It was late in the morning when Norbert Schneider, Head of the Bad Loans Department of the X. Bank called to tell me that he was coming over with Frederic Steiner (nicknamed ‘Freddie’), the Bank’s compliance officer.

The Bank was an important client of our firm. Further, Norbert and Freddie were friends of mine. This, of course, did not mean they were in one another’s good books. Despite their ostensibly amiable modus operandi, it was easy to spot the underlying antipathy. I had had pleasant luncheons with each. But never had they called on me together.

Our law firm had its premises in downtown Singapore. The walk from the Bank to the firm would take about five minutes. Whilst Norbert and Freddie were on their way, I reflected on their backgrounds and their respective posts.

Before he became a banker, Norbert Schneider had been an antiques dealer in Frankfurt. He opened his business shortly after graduating from a well-known German university. He specialised in prints and ceramics. Regrettably, the business did not thrive. In the early seventies, Norbert closed it down and joined a well-known German bank. Before long he revealed a talent for recovering “bad loans”.

In 1990 Norbert took up the post of Head of the Bad Loans Department of the X. Bank’s Singapore office. We met shortly after I retired from my professorship at the Law School of the National University of Singapore and joined a law firm as a consultant.

The friendship between Norbert and myself was nourished by our common interest in ceramics and, odd to say, by an understanding based on our respective experiences during the Second World War. Norbert, who was partly Jewish, had remained with his parents in Frankfurt during the Third Reich period. I do not know how they managed to survive. My parents had fled from Vienna and, in due course, migrated to Palestine. I grew up as a predominantly Israeli youth. Still, mother’s influence had directed my mind to German culture, literature and philosophy. All in all, I liked the subjects.

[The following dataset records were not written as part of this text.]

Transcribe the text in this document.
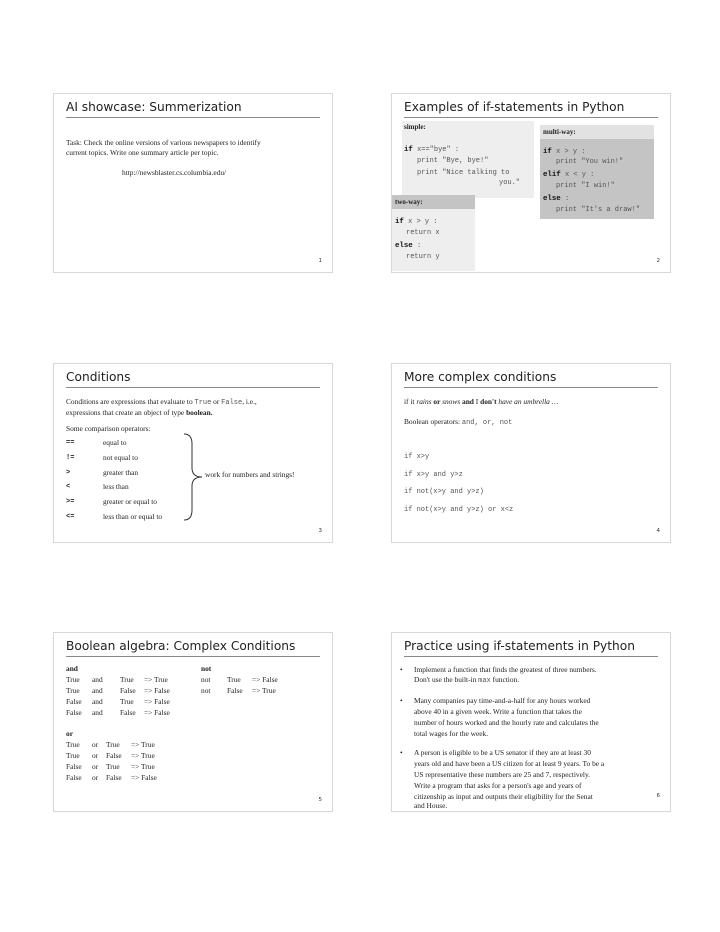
AI showcase: Summerization
Task: Check the online versions of various newspapers to identify
current topics. Write one summary article per topic.
http://newsblaster.cs.columbia.edu/
1
Examples of if-statements in Python
simple:
if x=="bye" :
print "Bye, bye!"
print "Nice talking to
you."
two-way:
if x > y :
return x
else :
return y
multi-way:
if x > y :
print "You win!"
elif x < y :
print "I win!"
else :
print "It's a draw!"
2
Conditions
Conditions are expressions that evaluate to True or False, i.e.,
expressions that create an object of type boolean.
Some comparison operators:
==	equal to
!=	not equal to
>	greater than
<	less than
>=	greater or equal to
<=	less than or equal to
work for numbers and strings!
3
More complex conditions
if it rains or snows and I don't have an umbrella …
Boolean operators: and, or, not
if x>y
if x>y and y>z
if not(x>y and y>z)
if not(x>y and y>z) or x<z
4
Boolean algebra: Complex Conditions
and
True and True => True
True and False => False
False and True => False
False and False => False
not
not True => False
not False => True
or
True or True => True
True or False => True
False or True => True
False or False => False
5
Practice using if-statements in Python
• Implement a function that finds the greatest of three numbers.
Don't use the built-in max function.
• Many companies pay time-and-a-half for any hours worked
above 40 in a given week. Write a function that takes the
number of hours worked and the hourly rate and calculates the
total wages for the week.
• A person is eligible to be a US senator if they are at least 30
years old and have been a US citizen for at least 9 years. To be a
US representative these numbers are 25 and 7, respectively.
Write a program that asks for a person's age and years of
citizenship as input and outputs their eligibility for the Senat
and House.
6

So did Norbert.

Unlike Norbert, Freddie came from pure Aryan stock. His parents, though, were persecuted on political grounds. After the end of WWII, they settled for a while in East Germany but in due course migrated to Australia. Freddie grew up in Sydney but spoke German at home. After obtaining a law degree, he joined one of Australia’s local banks as a trainee. In 1994, when he was in his early thirties, he joined the X. Bank in Singapore as their compliance officer.

Freddie’s post made him an unpopular figure at the Bank. In this regard, he suffered the fate of most compliance officers. Their task was to expose loopholes or technical errors in bargains, such as the absence of a required signature on a contractual document or a failure to comply with a local Statute. In consequence, a compliance officer often frustrated deals on which an account officer had worked for months. When this occurred, the account office lost his anticipated commission and was unable to list the deal in his annual progress report.

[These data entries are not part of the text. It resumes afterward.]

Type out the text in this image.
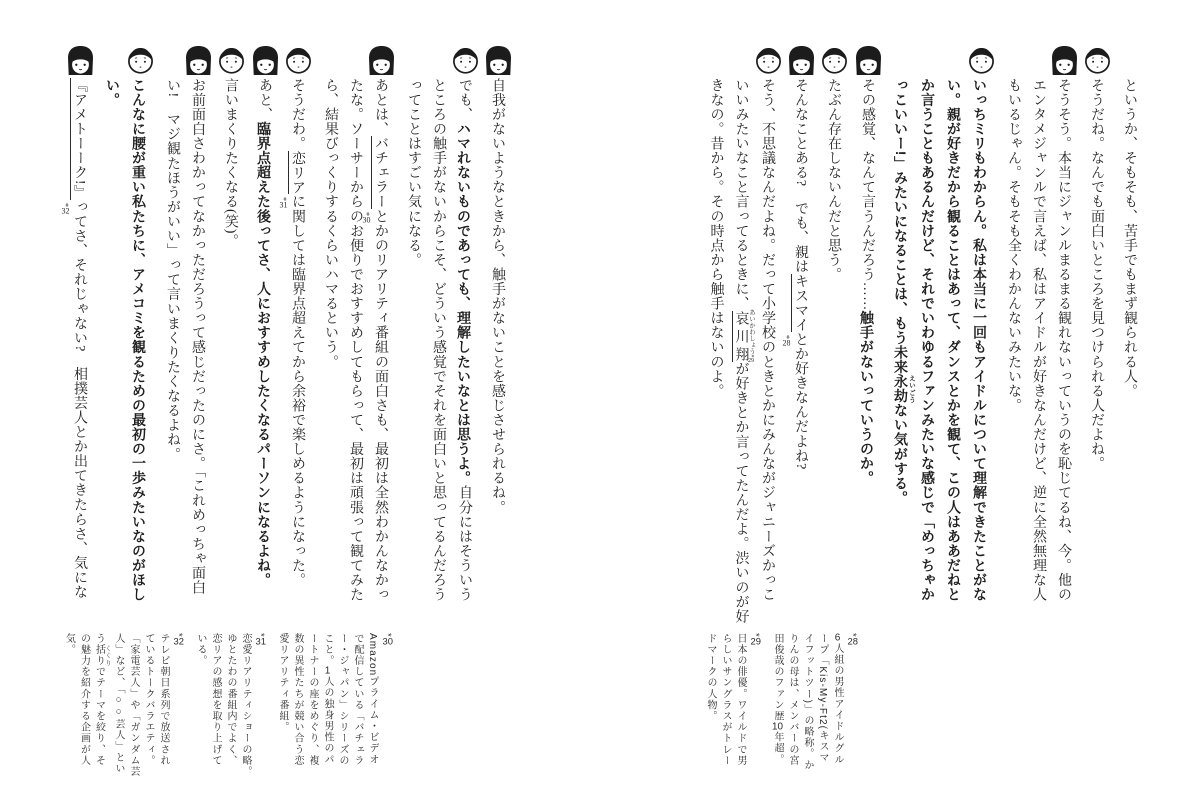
というか、そもそも、苦手でもまず観られる人。
そうだね。なんでも面白いところを見つけられる人だよね。
そうそう。本当にジャンルまるまる観れないっていうのを恥じてるね、今。他の
エンタメジャンルで言えば、私はアイドルが好きなんだけど、逆に全然無理な人
もいるじゃん。そもそも全くわかんないみたいな。
いっちミリもわからん。私は本当に一回もアイドルについて理解できたことがな
い。親が好きだから観ることはあって、ダンスとかを観て、この人はああだねと
か言うこともあるんだけど、それでいわゆるファンみたいな感じで「めっちゃか
っこいいー!」みたいになることは、もう未来永劫 えいごうない気がする。
その感覚、なんて言うんだろう……触手がないっていうのか。
たぶん存在しないんだと思う。
そんなことある?　でも、親はキスマイ
*28 とか好きなんだよね?
そう、不思議なんだよね。だって小学校のときとかにみんながジャニーズかっこ
いいみたいなこと言ってるときに、哀川翔 あいかわしょう*29が好きとか言ってたんだよ。渋いのが好
きなの。昔から。その時点から触手はないのよ。
自我がないようなときから、触手がないことを感じさせられるね。
でも、ハマれないものであっても、理解したいなとは思うよ。自分にはそういう
ところの触手がないからこそ、どういう感覚でそれを面白いと思ってるんだろう
ってことはすごい気になる。
あとは、バチェラー
*30 とかのリアリティ番組の面白さも、最初は全然わかんなかっ
たな。ソーサーからのお便りでおすすめしてもらって、最初は頑張って観てみた
ら、結果びっくりするくらいハマるという。
そうだわ。恋リア
*31 に関しては臨界点超えてから余裕で楽しめるようになった。
あと、臨界点超えた後ってさ、人におすすめしたくなるパーソンになるよね。
言いまくりたくなる(笑)。
お前面白さわかってなかっただろうって感じだったのにさ。「これめっちゃ面白
い!　マジ観たほうがいい」って言いまくりたくなるよね。
こんなに腰が重い私たちに、アメコミを観るための最初の一歩みたいなのがほし
い。
『アメトーーク!』
*32 ってさ、それじゃない?　相撲芸人とか出てきたらさ、気にな
*28
6人組の男性アイドルグル
ープ「Kis-My-Ft2(キスマ
イフットツー)」の略称。か
りんの母は、メンバーの宮
田俊哉のファン歴10年超。
*29
日本の俳優。ワイルドで男
らしいサングラスがトレー
ドマークの人物。
*30
Amazonプライム・ビデオ
で配信している「バチェラ
ー・ジャパン」シリーズの
こと。1人の独身男性のパ
ートナーの座をめぐり、複
数の異性たちが競い合う恋
愛リアリティ番組。
*31
恋愛リアリティショーの略。
ゆとたわの番組内でよく、
恋リアの感想を取り上げて
いる。
*32
テレビ朝日系列で放送され
ているトークバラエティ。
「家電芸人」や「ガンダム芸
人」など、「○○芸人」とい
う括り くくりでテーマを絞り、そ
の魅力を紹介する企画が人
気。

Often a compliance officer was a thorn in the flesh of the staff dealing with the recovery of bad loans. Their task was to recover outstanding debts by legal means. Frequently, the compliance officer wrecked a settlement by discovering a loophole or an inadequacy. In such cases, the bad loans officer’s inclination was to proceed with the deal despite the irregularity. He hoped for the best. To do his job, the compliance officer had to exercise his veto.

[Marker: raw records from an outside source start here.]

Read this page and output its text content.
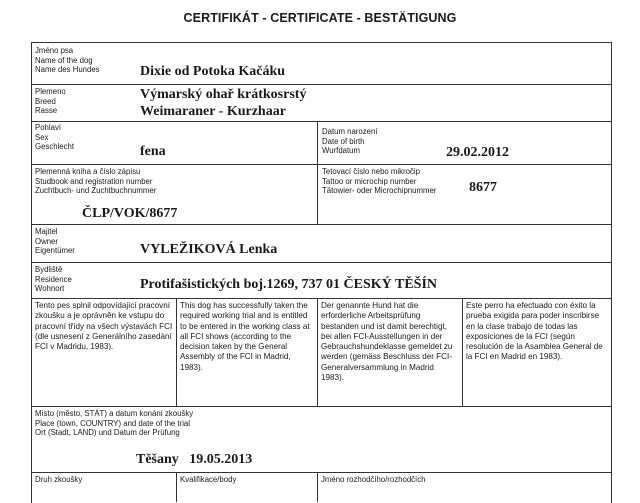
CERTIFIKÁT - CERTIFICATE - BESTÄTIGUNG
Jméno psa
Name of the dog
Name des Hundes	Dixie od Potoka Kačáku
Plemeno
Breed
Rasse
Výmarský ohař krátkosrstý
Weimaraner - Kurzhaar
Pohlaví
Sex
Geschlecht	fena
Datum narození
Date of birth
Wurfdatum	29.02.2012
Plemenná kniha a číslo zápisu
Studbook and registration number
Zuchtbuch- und Zuchtbuchnummer
ČLP/VOK/8677
Tetovací číslo nebo mikročip
Tattoo or microchip number
Tätowier- oder Microchipnummer 8677
Majitel
Owner
Eigentümer	VYLEŽIKOVÁ Lenka
Bydliště
Residence
Wohnort	Protifašistických boj.1269, 737 01 ČESKÝ TĚŠÍN
Tento pes splnil odpovídající pracovní zkoušku a je oprávněn ke vstupu do pracovní třídy na všech výstavách FCI (dle usnesení z Generálního zasedání FCI v Madridu, 1983).
This dog has successfully taken the required working trial and is entitled to be entered in the working class at all FCI shows (according to the decision taken by the General Assembly of the FCI in Madrid, 1983).
Der genannte Hund hat die erforderliche Arbeitsprüfung bestanden und ist damit berechtigt, bei allen FCI-Ausstellungen in der Gebrauchshundeklasse gemeldet zu werden (gemäss Beschluss der FCI-Generalversammlung in Madrid 1983).
Este perro ha efectuado con éxito la prueba exigida para poder inscribirse en la clase trabajo de todas las exposiciones de la FCI (según resolución de la Asamblea General de la FCI en Madrid en 1983).
Místo (město, STÁT) a datum konání zkoušky
Place (town, COUNTRY) and date of the trial
Ort (Stadt, LAND) und Datum der Prüfung
Těšany   19.05.2013
Druh zkoušky	Kvalifikace/body	Jméno rozhodčího/rozhodčích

This differences in tasks and in business philosophy would have been an adequate ground for the constant tension between Norbert and Freddie. But there were additional reasons for their mutual dislike. Norbert had managed to stay put during the Holocaust. He had remained culturally German. To my delight, he had read Kafka and Heinrich Böll. All in all, though, he remained a conservative and a believer.

Freddie had grown up as an Australian. His cultural ties with Germany were related to his parents’ home. But they were also cultural. He was attracted by German classical literature and, to my surprise, by the literature of East Germany. He had, for instance, drawn my attention back to Lessing and Kleist – both early nineteenth-century playwrights I tended to ignore – and to Völker Braun, a modern East German writer. Ideologically, Freddie remained a left-winger and an agnostic.

These differences in outlook were, I suspect, of limited significance. Both Norbert and Freddie were tolerant men. The main problem related to my two friends’ characters and life philosophy. Norbert was a shrewd conformist. He knew how to handle difficult situations and was always in control of his temper. Freddie, in contrast, was a rebel. Quite often he spoke his mind even when common sense dictated silence. On such occasions Norbert was put off by Freddie’s plain words. Freddie, in turn, was repulsed by Norbert’s “live and let live” philosophy.

Their mutual differences did not affect their respective friendships with me. I was about twenty years older than Norbert. Freddie was my junior by some thirty-five years. Despite these age gaps, both found it easy to communicate with me. Lunch or morning coffee with either was never dull. Years of experience at universities and in law practice had taught me tolerance, discretion and, most importantly, to have low expectations in everyday life. I was, for instance, pleasantly surprised when Freddie lent me a rare edition of Kleist’s plays. A fine illustrated edition of Böll’s short stories, given to me by Norbert, has continued to grace my collection. So did a porcelain piece he sneaked out of Dresden before the fall of the iron curtain.